Home » New Book: Matriarchy Patriarchy and Imperial Security in Africa-Explaining Riots in Europe and Violence in Africa

New Book: Matriarchy Patriarchy and Imperial Security in Africa-Explaining Riots in Europe and Violence in Africa

Patriarchy is dangerous for men and unstable for global trade.

“The uniqueness of this book lies not only in its eclectic themes and scope of analyses but also in the author’s brilliant fusion of rather complex issues of gender, imperialism, world-systems, and global insecurity into a composite inquiry. It presents us with fascinating historical discord over the meanings of imperial security and the concomitant clash of cultures between Western Europe and Africa in relation to their patriarchal and matriarchal systems. Illuminating the influences of intellectual conditioning of patriarchal colonial hegemonies that profiled women universally as the under-class, this compelling study places the onerous burden of ending international familial and class wars on the shoulders of the United States. Clearly a pace-setter in transnational gendering of global conflict and terrorism, this work entreats the US to reconsider its patriarchal imperial system in the global economy and listen more responsively to the formerly colonized nations of Africa for the sake of national and global security.”

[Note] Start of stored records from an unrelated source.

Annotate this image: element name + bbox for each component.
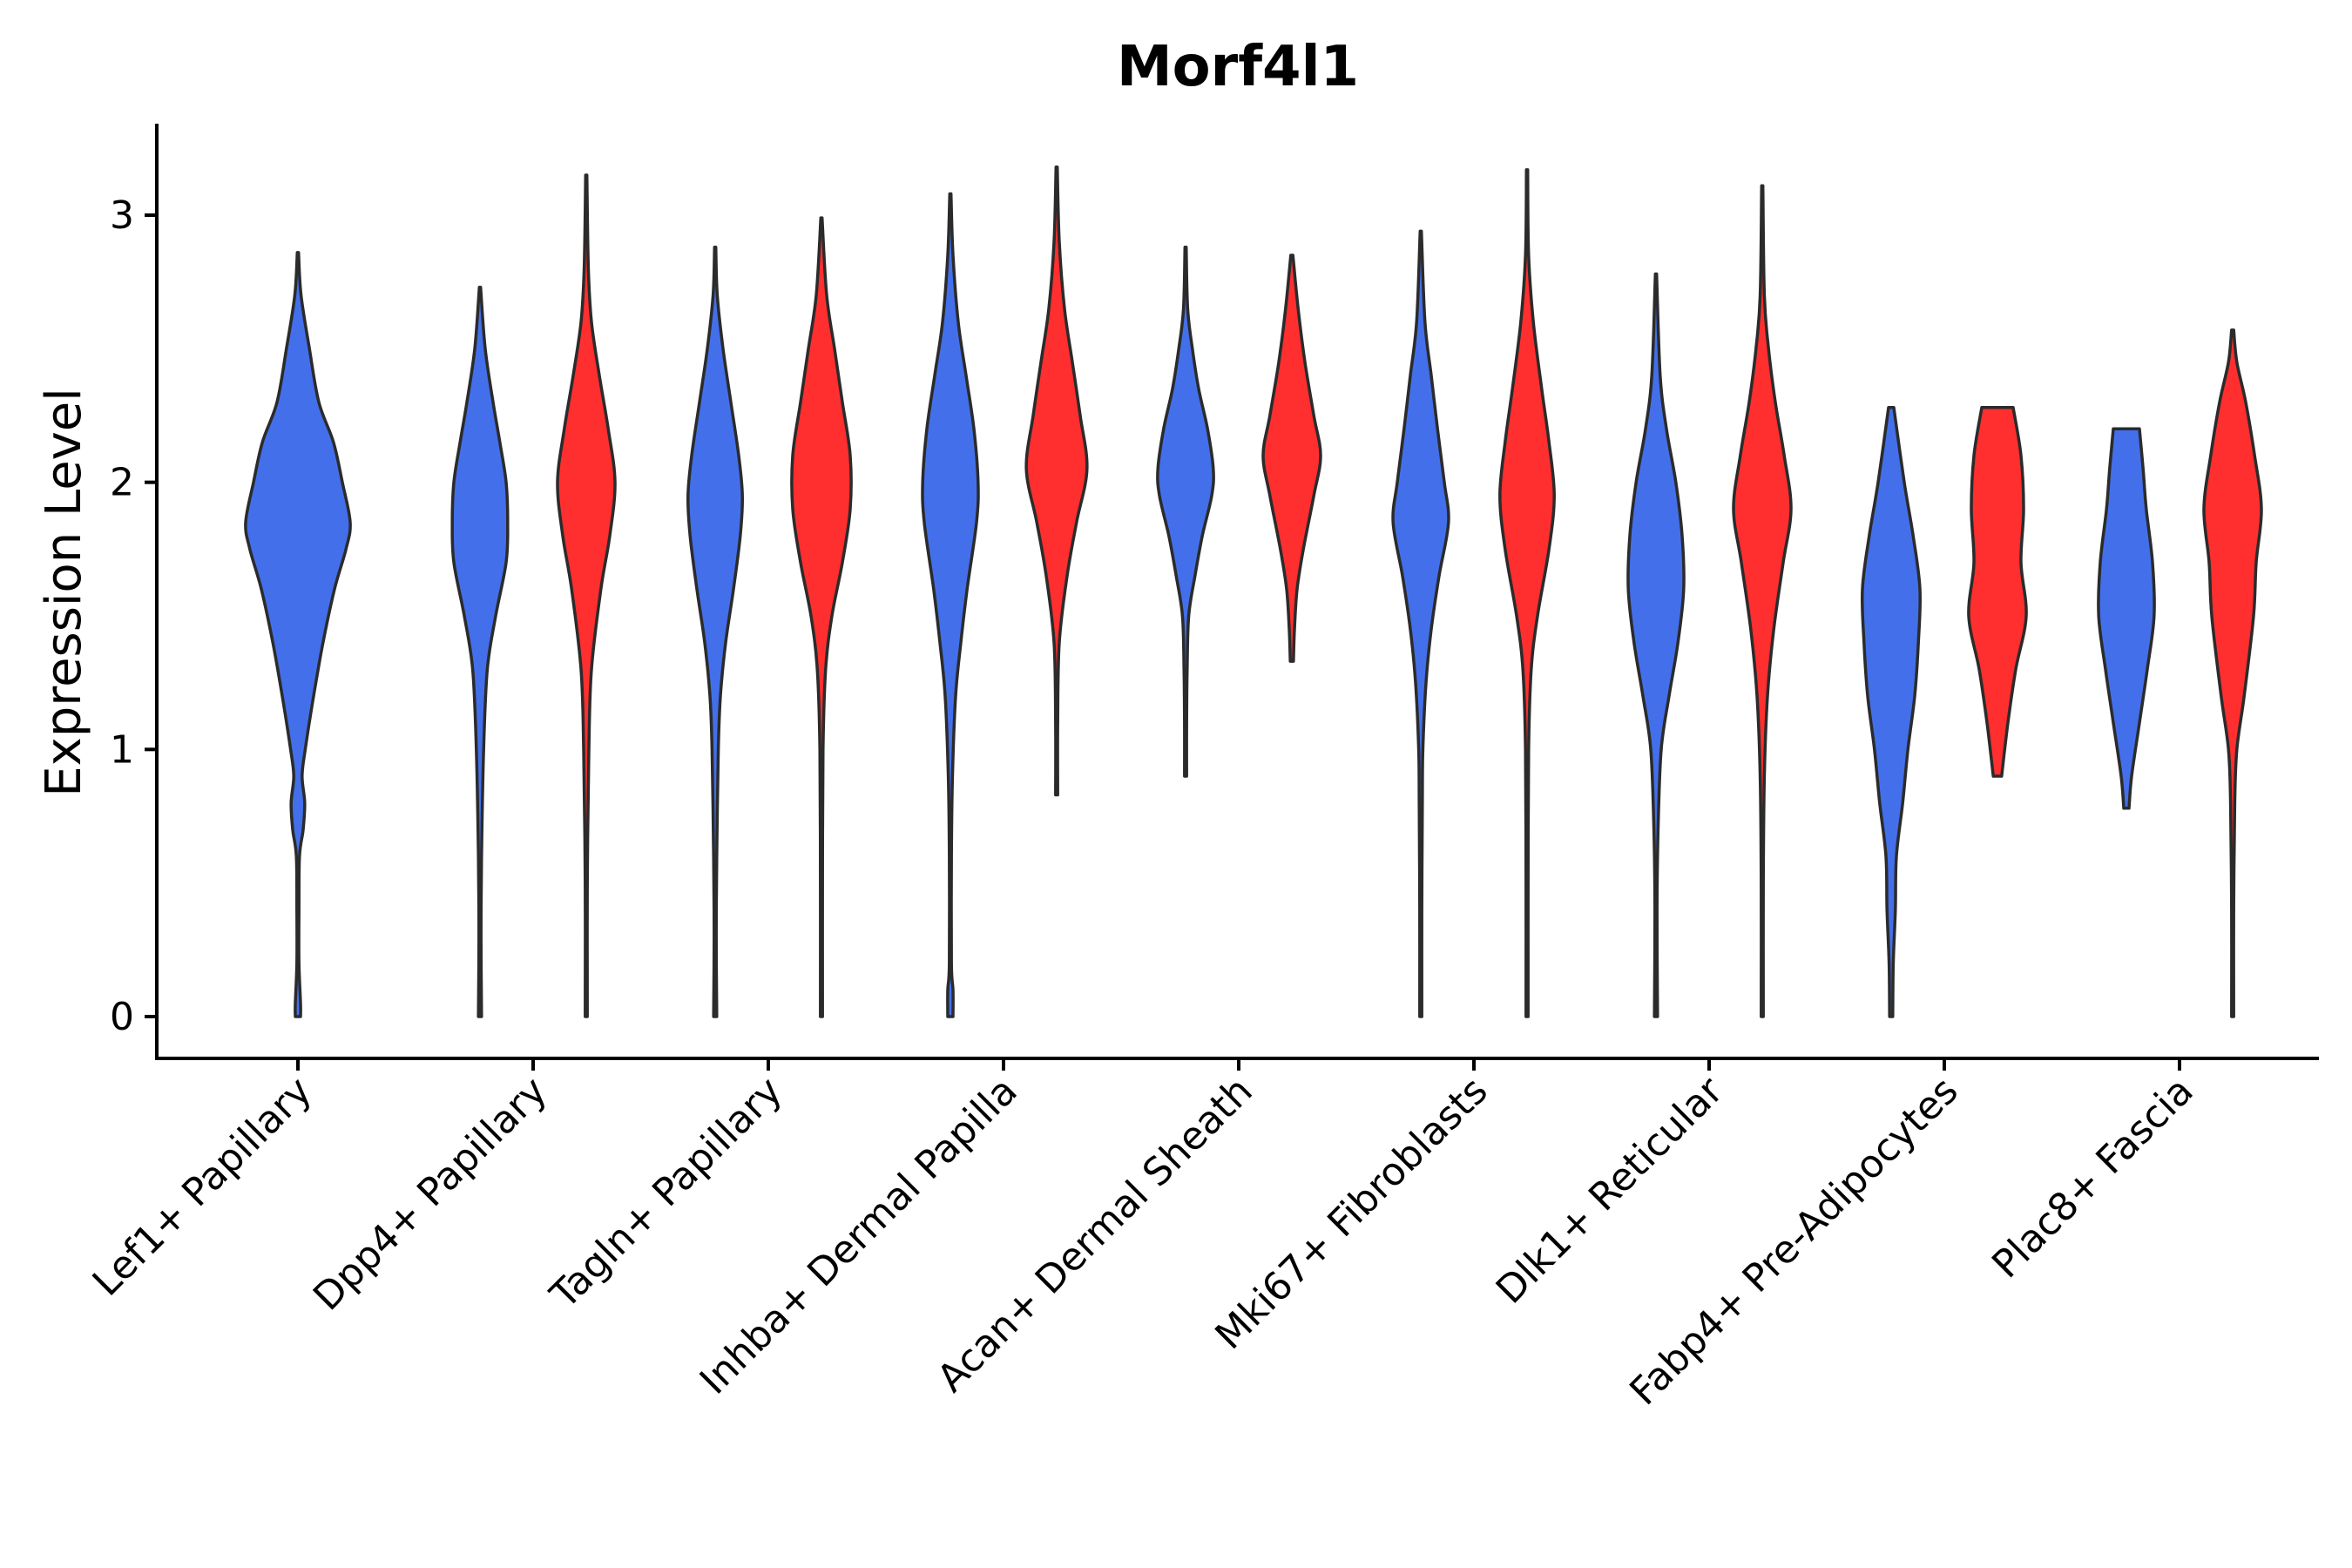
x-tick-label-lef1-papillary: Lef1+ Papillary [84,1069,321,1305]
violin-group-2-dlk1-reticular [1732,184,1793,1018]
violin-group-2-dpp4-papillary [556,173,617,1018]
violin-group-1-mki67-fibroblasts [1391,229,1450,1018]
x-tick-label-tagln-papillary: Tagln+ Papillary [542,1069,791,1318]
x-tick-label-dlk1-reticular: Dlk1+ Reticular [1488,1068,1733,1313]
violin-group-2-tagln-papillary [790,216,853,1018]
y-tick-label-0: 0 [110,995,134,1039]
x-tick-label-plac8-fascia: Plac8+ Fascia [1984,1069,2202,1288]
x-tick-label-dpp4-papillary: Dpp4+ Papillary [305,1069,556,1320]
violin-group-2-acan-dermal-sheath [1261,253,1322,663]
violin-group-1-fabp4-pre-adipocytes [1860,406,1923,1018]
violin-group-2-inhba-dermal-papilla [1024,166,1089,797]
chart-title: Morf4l1 [1117,35,1359,99]
violins-layer [244,166,2263,1018]
y-axis-label: Expression Level [36,388,92,797]
violin-group-1-dpp4-papillary [450,286,510,1018]
y-tick-label-1: 1 [110,727,134,772]
violin-group-1-tagln-papillary [686,246,745,1018]
violin-group-1-dlk1-reticular [1626,272,1686,1018]
violin-group-2-fabp4-pre-adipocytes [1967,406,2028,778]
violin-group-1-acan-dermal-sheath [1156,246,1215,778]
violin-group-1-inhba-dermal-papilla [921,192,980,1018]
violin-group-2-plac8-fascia [2202,328,2263,1018]
y-tick-label-3: 3 [110,193,134,238]
violin-group-1-plac8-fascia [2097,427,2156,810]
x-tick-label-mki67-fibroblasts: Mki67+ Fibroblasts [1206,1069,1496,1358]
violin-group-2-mki67-fibroblasts [1498,168,1556,1018]
y-tick-label-2: 2 [110,461,134,505]
violin-group-1-lef1-papillary [244,251,352,1018]
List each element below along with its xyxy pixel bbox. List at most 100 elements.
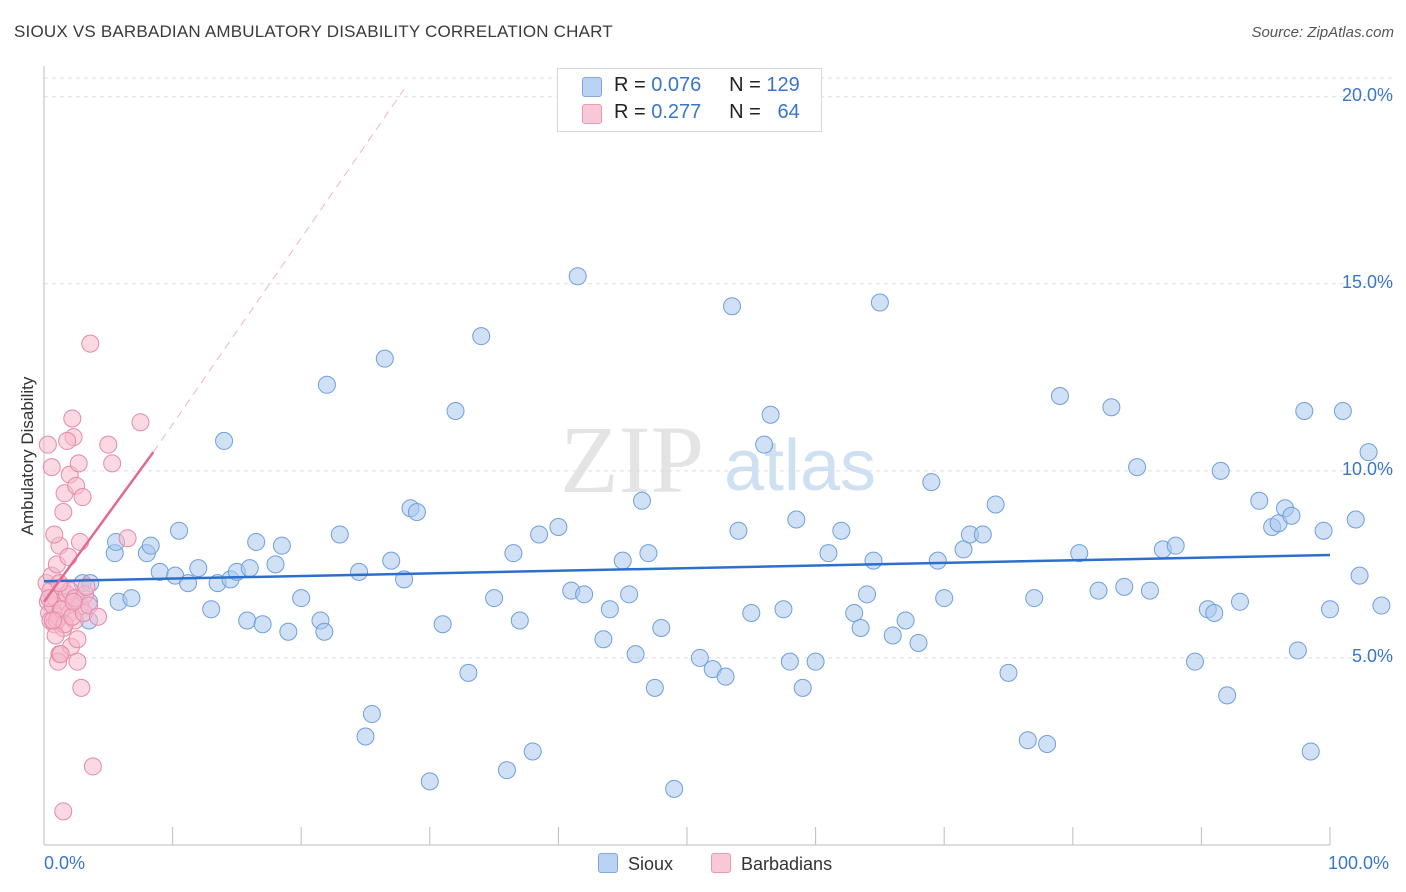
sioux-point-109	[1185, 652, 1204, 671]
sioux-point-44	[459, 663, 478, 682]
sioux-point-76	[787, 510, 806, 529]
sioux-point-86	[883, 626, 902, 645]
y-tick-label-5: 5.0%	[1351, 645, 1393, 666]
sioux-point-18	[215, 431, 234, 450]
sioux-point-124	[1321, 600, 1339, 619]
x-tick-label-max: 100.0%	[1328, 853, 1390, 873]
sioux-point-75	[780, 652, 799, 671]
sioux-point-65	[665, 779, 684, 798]
sioux-point-8	[122, 589, 141, 608]
sioux-point-98	[1025, 589, 1044, 608]
watermark-zip: ZIP	[560, 406, 704, 513]
sioux-point-60	[626, 645, 645, 664]
sioux-point-128	[1359, 443, 1378, 462]
sioux-point-81	[845, 604, 864, 623]
barbadians-point-63	[64, 592, 83, 611]
sioux-point-51	[530, 525, 549, 544]
y-tick-label-15: 15.0%	[1341, 271, 1393, 292]
sioux-point-21	[238, 611, 257, 630]
barbadians-point-45	[68, 630, 87, 649]
sioux-point-105	[1128, 458, 1147, 477]
sioux-point-47	[497, 761, 516, 780]
sioux-point-129	[1372, 596, 1391, 615]
sioux-point-28	[292, 589, 311, 608]
barbadians-point-34	[42, 458, 61, 477]
sioux-point-56	[594, 630, 613, 649]
barbadians-point-56	[118, 529, 137, 548]
barbadians-trend-extension	[152, 88, 405, 453]
sioux-point-120	[1288, 641, 1307, 660]
barbadians-point-31	[72, 678, 91, 697]
legend-item-barbadians: Barbadians	[711, 853, 832, 875]
barbadians-point-51	[81, 334, 100, 353]
sioux-point-27	[279, 622, 298, 641]
sioux-point-57	[600, 600, 619, 619]
sioux-point-88	[909, 633, 928, 652]
barbadians-point-57	[131, 413, 150, 432]
sioux-point-69	[723, 297, 742, 316]
watermark: ZIP atlas	[560, 406, 876, 513]
x-tick-label-min: 0.0%	[44, 853, 86, 873]
sioux-point-30	[315, 622, 334, 641]
sioux-legend-swatch	[598, 853, 618, 873]
y-tick-label-10: 10.0%	[1341, 458, 1393, 479]
sioux-point-77	[793, 678, 812, 697]
sioux-point-22	[240, 559, 259, 578]
source-label: Source: ZipAtlas.com	[1251, 24, 1394, 41]
barbadians-point-58	[46, 626, 65, 645]
sioux-point-31	[317, 375, 336, 394]
sioux-point-114	[1230, 592, 1249, 611]
sioux-point-94	[973, 525, 992, 544]
sioux-point-16	[202, 600, 221, 619]
sioux-point-36	[375, 349, 394, 368]
sioux-point-102	[1089, 581, 1108, 600]
sioux-point-113	[1218, 686, 1237, 705]
sioux-point-104	[1115, 577, 1134, 596]
barbadians-point-53	[89, 607, 108, 626]
chart-title: SIOUX VS BARBADIAN AMBULATORY DISABILITY…	[14, 22, 613, 41]
barbadians-point-54	[99, 435, 118, 454]
sioux-point-25	[266, 555, 285, 574]
sioux-point-37	[382, 551, 401, 570]
series-sioux	[67, 267, 1391, 798]
sioux-point-55	[575, 585, 594, 604]
sioux-point-71	[742, 604, 761, 623]
sioux-point-13	[170, 521, 189, 540]
barbadians-point-32	[73, 488, 92, 507]
barbadians-trend-line	[42, 451, 155, 603]
sioux-point-96	[999, 663, 1018, 682]
sioux-point-41	[420, 772, 439, 791]
barbadians-point-35	[45, 525, 64, 544]
sioux-point-123	[1314, 521, 1333, 540]
sioux-point-58	[613, 551, 632, 570]
sioux-point-26	[272, 536, 291, 555]
sioux-point-40	[407, 503, 426, 522]
sioux-point-61	[632, 491, 651, 510]
sioux-point-52	[549, 517, 568, 536]
sioux-point-23	[247, 532, 266, 551]
barbadians-point-33	[38, 435, 57, 454]
sioux-point-70	[729, 521, 748, 540]
sioux-point-34	[356, 727, 375, 746]
sioux-point-50	[523, 742, 542, 761]
sioux-point-85	[870, 293, 889, 312]
sioux-point-35	[362, 705, 381, 724]
n-value: 129	[766, 74, 800, 96]
sioux-point-49	[510, 611, 529, 630]
barbadians-point-16	[54, 503, 73, 522]
sioux-point-74	[774, 600, 793, 619]
sioux-point-97	[1018, 731, 1037, 750]
sioux-point-92	[954, 540, 973, 559]
r-label: R =	[614, 101, 646, 123]
barbadians-point-24	[63, 409, 82, 428]
sioux-point-95	[986, 495, 1005, 514]
sioux-point-126	[1346, 510, 1365, 529]
sioux-point-90	[928, 551, 947, 570]
barbadians-point-28	[68, 652, 87, 671]
sioux-point-79	[819, 544, 838, 563]
legend-text-sioux: R = 0.076 N = 129	[614, 74, 800, 97]
sioux-point-24	[253, 615, 272, 634]
sioux-point-112	[1211, 461, 1230, 480]
sioux-point-121	[1295, 401, 1314, 420]
sioux-point-73	[761, 405, 780, 424]
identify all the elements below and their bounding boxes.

Apollos Okwuchi Nwauwa, director, Africana studies program, Bowling Green State University

Matriarchy, Patriarchy and Imperial Security in Africa is an interdisciplinary treatment of a topic that is usually addressed by political scientists and military strategists. Rather than follow Thomas P. M. Barnett’s, Samuel Huntington’s and Edward Saïd’s top-down approach to the turn-of-the-twenty-first century clash of the West and the Rest, this book takes readers on a three thousand year, grassroots journey through imperialism, linguistics, and applied critical theory to show readers that peace eludes us because we are not all working with the same definition of national security.

By adding a Saharan world trade system to the conventional Oriental-Occidental binary of traditional Western Civilization narratives, this book opens a view of Western Europe as a colonized territory of a medieval Roman empire that never died. A parallel imperial reorganization occurred in West Asia. Both systems deployed patriarchy as a gender bomb to implode and conquer matriarchal economies. This clash of European, West Asian and African matriarchal and patriarchal empires was the crucible that produced the United States of America as elder sibling of the family of post-colonial frontier nations.